The third group led Bible lessons and games for the children and Bible lessons for the women at the orphan project. They also repaired the stoves used for OLYMPUS DIGITAL CAMERAthe feeding program and the seats of the swings at the orphan project. To view more pictures, please see our album Team 3 August, 2014 on our Facebook page.

 

Each group experienced God’s work being done at the orphan project in amazing ways and formed friendships that will last through eternity. We praise and thank God for the work that He is doing at the orphan project and for allowing us to be a part of it.

 

PRAYERS

Please pray for Sinoden Kanyemba’s family and all the people associated with the orphan project.
This note recently arrived from the orphan project, “We just lost one of our children at Kanyenyeva; a form two (10th grade) student, Sinoden Kanyemba…It is difficult for us to come to terms with this loss. He died after a short illness; the doctors say he didn’t have enough blood and that his pressure and sugar levels were high.”

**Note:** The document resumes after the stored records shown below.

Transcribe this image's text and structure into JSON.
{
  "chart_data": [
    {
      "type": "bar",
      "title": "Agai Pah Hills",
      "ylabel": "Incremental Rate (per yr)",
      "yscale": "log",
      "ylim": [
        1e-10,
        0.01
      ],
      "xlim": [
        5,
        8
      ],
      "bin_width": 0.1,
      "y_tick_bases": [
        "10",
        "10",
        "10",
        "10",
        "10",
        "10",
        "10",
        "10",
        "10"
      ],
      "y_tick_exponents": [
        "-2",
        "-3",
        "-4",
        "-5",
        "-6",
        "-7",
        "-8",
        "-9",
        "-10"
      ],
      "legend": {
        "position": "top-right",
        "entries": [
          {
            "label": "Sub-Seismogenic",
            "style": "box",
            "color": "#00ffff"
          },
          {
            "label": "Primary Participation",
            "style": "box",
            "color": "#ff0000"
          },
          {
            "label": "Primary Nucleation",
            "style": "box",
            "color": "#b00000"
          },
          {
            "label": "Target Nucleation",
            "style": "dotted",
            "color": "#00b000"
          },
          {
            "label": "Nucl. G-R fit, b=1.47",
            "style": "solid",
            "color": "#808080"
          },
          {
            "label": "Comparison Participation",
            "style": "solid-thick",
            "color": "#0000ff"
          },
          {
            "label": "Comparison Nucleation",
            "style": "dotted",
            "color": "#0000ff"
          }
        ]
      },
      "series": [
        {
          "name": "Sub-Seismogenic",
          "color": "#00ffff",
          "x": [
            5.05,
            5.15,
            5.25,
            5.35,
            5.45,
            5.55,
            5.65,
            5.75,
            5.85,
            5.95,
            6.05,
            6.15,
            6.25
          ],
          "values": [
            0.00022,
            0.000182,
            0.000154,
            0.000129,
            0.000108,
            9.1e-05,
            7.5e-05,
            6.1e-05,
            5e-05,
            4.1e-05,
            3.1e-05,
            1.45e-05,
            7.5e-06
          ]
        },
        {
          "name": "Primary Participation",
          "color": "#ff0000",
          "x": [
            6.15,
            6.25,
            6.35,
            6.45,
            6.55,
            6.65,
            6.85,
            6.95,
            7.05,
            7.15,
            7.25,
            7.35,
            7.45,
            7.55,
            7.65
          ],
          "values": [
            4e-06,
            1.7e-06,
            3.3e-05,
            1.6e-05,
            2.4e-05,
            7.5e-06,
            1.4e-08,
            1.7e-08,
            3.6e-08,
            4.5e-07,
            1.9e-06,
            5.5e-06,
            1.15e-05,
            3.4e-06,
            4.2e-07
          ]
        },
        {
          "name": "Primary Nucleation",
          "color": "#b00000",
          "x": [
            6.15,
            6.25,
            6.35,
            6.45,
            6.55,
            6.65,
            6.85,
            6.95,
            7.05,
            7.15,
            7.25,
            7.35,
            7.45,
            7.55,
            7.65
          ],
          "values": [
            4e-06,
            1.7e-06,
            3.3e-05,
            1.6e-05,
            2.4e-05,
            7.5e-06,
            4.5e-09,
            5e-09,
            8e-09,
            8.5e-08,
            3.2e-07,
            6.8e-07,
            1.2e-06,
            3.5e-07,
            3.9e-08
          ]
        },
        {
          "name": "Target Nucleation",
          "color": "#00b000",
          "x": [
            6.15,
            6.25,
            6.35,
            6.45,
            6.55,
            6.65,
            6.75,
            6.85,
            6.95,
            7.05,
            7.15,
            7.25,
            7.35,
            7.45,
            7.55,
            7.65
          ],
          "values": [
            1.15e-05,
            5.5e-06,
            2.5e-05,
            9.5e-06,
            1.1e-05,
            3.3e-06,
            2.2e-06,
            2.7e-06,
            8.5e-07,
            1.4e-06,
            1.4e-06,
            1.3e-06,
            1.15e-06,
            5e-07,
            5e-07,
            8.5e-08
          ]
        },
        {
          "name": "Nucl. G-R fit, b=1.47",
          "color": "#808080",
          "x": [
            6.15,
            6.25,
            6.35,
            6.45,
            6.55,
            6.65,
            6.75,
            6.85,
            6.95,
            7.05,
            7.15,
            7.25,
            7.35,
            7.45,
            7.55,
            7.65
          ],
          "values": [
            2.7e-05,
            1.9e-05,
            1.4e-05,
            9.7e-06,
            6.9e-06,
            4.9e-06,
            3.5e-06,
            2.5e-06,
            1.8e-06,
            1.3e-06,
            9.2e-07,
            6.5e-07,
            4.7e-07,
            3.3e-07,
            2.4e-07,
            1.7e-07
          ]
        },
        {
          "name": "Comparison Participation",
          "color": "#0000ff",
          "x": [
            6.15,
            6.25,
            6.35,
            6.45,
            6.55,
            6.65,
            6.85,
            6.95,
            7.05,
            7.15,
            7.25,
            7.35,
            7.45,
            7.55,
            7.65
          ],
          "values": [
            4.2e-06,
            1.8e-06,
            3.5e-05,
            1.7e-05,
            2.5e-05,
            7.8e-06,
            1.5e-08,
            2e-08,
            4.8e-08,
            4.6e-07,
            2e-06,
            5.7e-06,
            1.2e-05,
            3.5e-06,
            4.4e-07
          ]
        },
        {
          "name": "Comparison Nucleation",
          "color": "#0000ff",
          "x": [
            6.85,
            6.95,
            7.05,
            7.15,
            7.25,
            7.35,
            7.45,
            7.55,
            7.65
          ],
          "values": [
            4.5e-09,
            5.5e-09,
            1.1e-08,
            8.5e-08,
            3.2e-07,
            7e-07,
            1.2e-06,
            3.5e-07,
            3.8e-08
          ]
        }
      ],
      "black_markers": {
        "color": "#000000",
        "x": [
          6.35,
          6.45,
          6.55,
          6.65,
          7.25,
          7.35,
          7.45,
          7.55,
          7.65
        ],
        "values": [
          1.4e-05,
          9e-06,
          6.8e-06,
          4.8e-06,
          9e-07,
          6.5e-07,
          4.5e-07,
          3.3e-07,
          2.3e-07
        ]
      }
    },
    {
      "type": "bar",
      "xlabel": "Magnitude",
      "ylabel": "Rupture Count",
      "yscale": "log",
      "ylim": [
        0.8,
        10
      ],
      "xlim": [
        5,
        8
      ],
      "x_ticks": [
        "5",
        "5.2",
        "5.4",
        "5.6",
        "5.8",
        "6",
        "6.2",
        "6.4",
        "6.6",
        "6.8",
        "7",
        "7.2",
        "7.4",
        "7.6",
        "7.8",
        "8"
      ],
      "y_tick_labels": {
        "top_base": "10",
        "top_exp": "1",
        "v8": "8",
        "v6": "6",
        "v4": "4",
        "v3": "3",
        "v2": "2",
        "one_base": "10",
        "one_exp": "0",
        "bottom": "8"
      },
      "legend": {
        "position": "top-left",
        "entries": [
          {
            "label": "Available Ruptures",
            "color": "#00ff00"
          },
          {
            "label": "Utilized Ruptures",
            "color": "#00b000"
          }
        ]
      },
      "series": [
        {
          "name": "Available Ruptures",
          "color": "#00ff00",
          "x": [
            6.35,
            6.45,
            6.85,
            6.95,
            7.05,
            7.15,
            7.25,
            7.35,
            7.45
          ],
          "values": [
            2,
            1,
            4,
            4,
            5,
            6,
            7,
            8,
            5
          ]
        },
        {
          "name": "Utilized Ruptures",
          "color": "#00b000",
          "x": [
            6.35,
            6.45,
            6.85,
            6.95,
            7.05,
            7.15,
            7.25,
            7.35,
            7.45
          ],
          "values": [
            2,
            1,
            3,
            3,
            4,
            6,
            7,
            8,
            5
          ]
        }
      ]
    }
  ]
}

Please pray for good nutrition and good health for all of the orphans and their caregivers. Health care is Malawi is very basic and not easy to access. The diet of most of the people in the Kanyenyeva region is poor so their bodies cannot fight illnesses and diseases easily.

Although conditions are improving at the orphan project, there is still a long way to go for the people there to have adequate nutrition, health care, and education. Please join us in praying for the people of Kanyenyeva and all around the world who don’t have their basic needs met.

Zikomo kwambiri (Thank you very much).